Nicola Fratoianni risponde a Giuliano Pisapia. Perché lo scontro non è affatto tra tifoserie, come si vorrebbe far credere. Ricordando il documento con cui la Jp Morgan indicava nelle Costituzioni del sud Europa nate dalla liberazione dal fascismo uno degli ostacoli alle politiche di austerity, lo scontro è semmai tra due idee di democrazia

Giuliano Pisapia in un’intervista a Repubblica ha spiegato le ragioni per cui non se la sente di iscriversi al “fronte del NO” in vista del prossimo referendum sulla riforma costituzionale. Al netto degli elementi di merito rispetto al testo della riforma, che peraltro nel discorso di Giuliano appaiono assai marginali, nel suo ragionamento richiama la sinistra contraria alla riforma alla necessità di non esasperare gli animi in nome di una superiore necessità: l’unità del centrosinistra.

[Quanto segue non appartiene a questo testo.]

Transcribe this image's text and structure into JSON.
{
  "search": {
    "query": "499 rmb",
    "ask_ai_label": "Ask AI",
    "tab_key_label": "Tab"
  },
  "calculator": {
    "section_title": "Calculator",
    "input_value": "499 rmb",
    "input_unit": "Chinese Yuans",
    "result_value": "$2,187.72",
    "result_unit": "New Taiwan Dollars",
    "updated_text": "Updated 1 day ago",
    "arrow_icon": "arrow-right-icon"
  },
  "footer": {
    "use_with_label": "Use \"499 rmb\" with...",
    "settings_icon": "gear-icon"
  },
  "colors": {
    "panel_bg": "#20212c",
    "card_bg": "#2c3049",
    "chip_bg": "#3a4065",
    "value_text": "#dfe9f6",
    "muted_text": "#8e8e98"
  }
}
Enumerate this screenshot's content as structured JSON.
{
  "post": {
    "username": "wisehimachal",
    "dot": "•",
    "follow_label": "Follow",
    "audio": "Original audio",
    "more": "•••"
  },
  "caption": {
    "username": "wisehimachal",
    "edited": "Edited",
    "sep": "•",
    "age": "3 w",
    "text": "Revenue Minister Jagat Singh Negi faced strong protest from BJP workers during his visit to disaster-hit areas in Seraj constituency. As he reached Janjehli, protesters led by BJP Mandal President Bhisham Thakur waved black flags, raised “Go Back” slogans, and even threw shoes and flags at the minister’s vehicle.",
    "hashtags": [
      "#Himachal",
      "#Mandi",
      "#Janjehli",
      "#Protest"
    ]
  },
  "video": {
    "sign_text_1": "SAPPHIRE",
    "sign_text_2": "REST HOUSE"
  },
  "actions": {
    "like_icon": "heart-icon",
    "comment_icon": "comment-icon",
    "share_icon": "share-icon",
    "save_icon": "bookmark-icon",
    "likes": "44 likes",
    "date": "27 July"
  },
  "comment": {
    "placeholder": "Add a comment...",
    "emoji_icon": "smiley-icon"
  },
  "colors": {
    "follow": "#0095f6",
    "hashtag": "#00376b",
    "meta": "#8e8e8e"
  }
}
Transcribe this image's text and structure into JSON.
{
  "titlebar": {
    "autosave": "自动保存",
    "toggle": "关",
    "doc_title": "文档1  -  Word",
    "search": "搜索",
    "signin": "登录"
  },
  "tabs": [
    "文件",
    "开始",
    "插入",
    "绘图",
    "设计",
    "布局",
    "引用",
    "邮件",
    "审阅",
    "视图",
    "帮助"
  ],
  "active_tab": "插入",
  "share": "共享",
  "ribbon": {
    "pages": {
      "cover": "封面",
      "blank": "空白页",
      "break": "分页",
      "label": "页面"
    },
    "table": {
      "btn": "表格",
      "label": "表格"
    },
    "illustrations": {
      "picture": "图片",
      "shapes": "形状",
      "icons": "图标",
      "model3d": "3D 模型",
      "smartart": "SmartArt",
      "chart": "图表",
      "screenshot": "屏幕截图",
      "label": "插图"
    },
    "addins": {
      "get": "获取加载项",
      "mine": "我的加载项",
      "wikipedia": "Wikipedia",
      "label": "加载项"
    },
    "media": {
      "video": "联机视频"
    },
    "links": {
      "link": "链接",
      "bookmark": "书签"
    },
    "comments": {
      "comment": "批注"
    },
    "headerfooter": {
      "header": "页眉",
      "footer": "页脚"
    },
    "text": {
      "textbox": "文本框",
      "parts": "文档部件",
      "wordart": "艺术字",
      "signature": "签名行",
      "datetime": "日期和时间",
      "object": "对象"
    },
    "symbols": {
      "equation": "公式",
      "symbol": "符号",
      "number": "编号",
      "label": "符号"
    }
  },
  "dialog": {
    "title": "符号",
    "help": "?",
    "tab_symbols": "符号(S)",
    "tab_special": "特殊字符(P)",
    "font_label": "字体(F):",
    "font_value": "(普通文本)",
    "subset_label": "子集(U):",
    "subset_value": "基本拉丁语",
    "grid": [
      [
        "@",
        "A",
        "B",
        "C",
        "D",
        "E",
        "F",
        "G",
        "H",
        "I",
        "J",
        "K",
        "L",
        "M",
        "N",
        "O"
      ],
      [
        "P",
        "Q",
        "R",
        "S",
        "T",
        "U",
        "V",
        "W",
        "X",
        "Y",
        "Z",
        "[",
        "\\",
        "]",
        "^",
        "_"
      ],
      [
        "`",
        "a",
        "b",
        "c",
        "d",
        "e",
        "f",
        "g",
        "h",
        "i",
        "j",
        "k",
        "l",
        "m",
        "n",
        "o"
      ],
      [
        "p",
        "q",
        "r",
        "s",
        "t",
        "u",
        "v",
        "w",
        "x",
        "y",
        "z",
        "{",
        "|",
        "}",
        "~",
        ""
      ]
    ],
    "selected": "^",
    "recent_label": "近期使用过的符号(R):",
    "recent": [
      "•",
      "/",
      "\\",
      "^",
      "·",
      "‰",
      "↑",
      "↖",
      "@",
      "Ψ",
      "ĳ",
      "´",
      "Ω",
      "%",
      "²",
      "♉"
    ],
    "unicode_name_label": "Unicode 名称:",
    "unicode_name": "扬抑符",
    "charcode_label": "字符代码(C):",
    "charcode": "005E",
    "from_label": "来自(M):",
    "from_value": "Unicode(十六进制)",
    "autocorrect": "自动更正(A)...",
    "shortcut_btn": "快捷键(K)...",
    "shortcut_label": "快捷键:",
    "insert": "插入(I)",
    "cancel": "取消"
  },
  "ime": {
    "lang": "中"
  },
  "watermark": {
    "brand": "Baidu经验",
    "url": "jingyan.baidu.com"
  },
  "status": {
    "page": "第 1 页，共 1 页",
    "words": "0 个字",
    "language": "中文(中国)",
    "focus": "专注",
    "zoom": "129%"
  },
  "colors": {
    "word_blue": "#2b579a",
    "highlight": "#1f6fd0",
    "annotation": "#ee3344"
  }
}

Prima di affrontare questo punto, che pure mi pare decisivo per discutere la tesi di fondo che Pisapia da tempo rilancia, voglio però soffermarmi sul merito della questione. Scompaiono nelle parole di Pisapia la quasi totalità dei punti maggiormente critici della Riforma. Non c’è traccia di una valutazione sull’impianto neo centralista della riforma che sottrae potere a regioni ed enti locali, nulla sul ruolo e sulla funzione del nuovo Senato né tantomeno sulla sua composizione non elettiva. La discussione sul carattere autoritario di una riforma che insieme alla legge elettorale ridisegna completamente la mappa dei poteri dello stato senza alcun equilibrio viene derubricata ad eccesso di propaganda. Ma l’assenza più sorprendente è quella di un ragionamento sul modello a cui guarda l’impianto della riforma e, forse più in generale, delle riforme di questo governo.

A me pare che con lo sviluppo e l’acuirsi della crisi sia andata affermandosi un’idea secondo la quale per governare al tempo della crisi serva una democrazia senza popolo, una democrazia a bassa intensità di partecipazione e possibilmente a zero intensità di conflitto. Del resto l’ormai datato ma attualissimo documento con cui, nel maggio del 2013, JP Morgan indicava nelle Costituzioni del sud Europa nate dalla liberazione dal fascismo uno degli ostacoli alla governance della crisi, ci dice più di qualcosa sugli interessi che si muovono attorno al tema delle cosiddette riforme di sistema. Così come ci dice molto il dibattito sulla governabilità e sul valore della stabilità. Termini a cui viene assegnata un’aurea salvifica in nome però di una sostanziale neutralità.

In questo senso e seppur con ragioni che, ne sono certo, sono lontanissime da quelle di chi come Marchionne o la Signora Merkel hanno in queste settimane esibito il loro appoggio alla Riforma proprio in nome della stabilità, il ragionamento di Giuliano non coglie l’essenziale. Si muove sul terreno, peraltro molto frequentato, che esclude la possibilità di una alternativa di fondo al quadro che abbiamo davanti. E dunque, di fronte all’assenza di una vera alternativa propone di concentrare le forze sulla mitigazione e sull’aggiustamento, punto per punto, delle politiche che hanno caratterizzato la stagione delle grandi o piccole coalizioni. Questo è il punto che a me pare centrale anche nella discussione sulla riforma della Costituzione. Mi pare cioè evidente che un intervento così massiccio sulla seconda parte della Carta serve a rendere più agevole la costruzione di politiche che mettano in discussione l’impianto della prima parte formalmente non toccata dal testo Renzi-Boschi.

Per queste ragioni la sfida referendaria è tutt’altro che uno scontro fratricida tra Guelfi e Ghibellini. È la sfida tra due diverse idee di democrazia e per questo è anche il terreno su cui una sinistra, che voglia riproporre le ragioni del conflitto tra alto e basso dalla società non può permettersi ambiguità.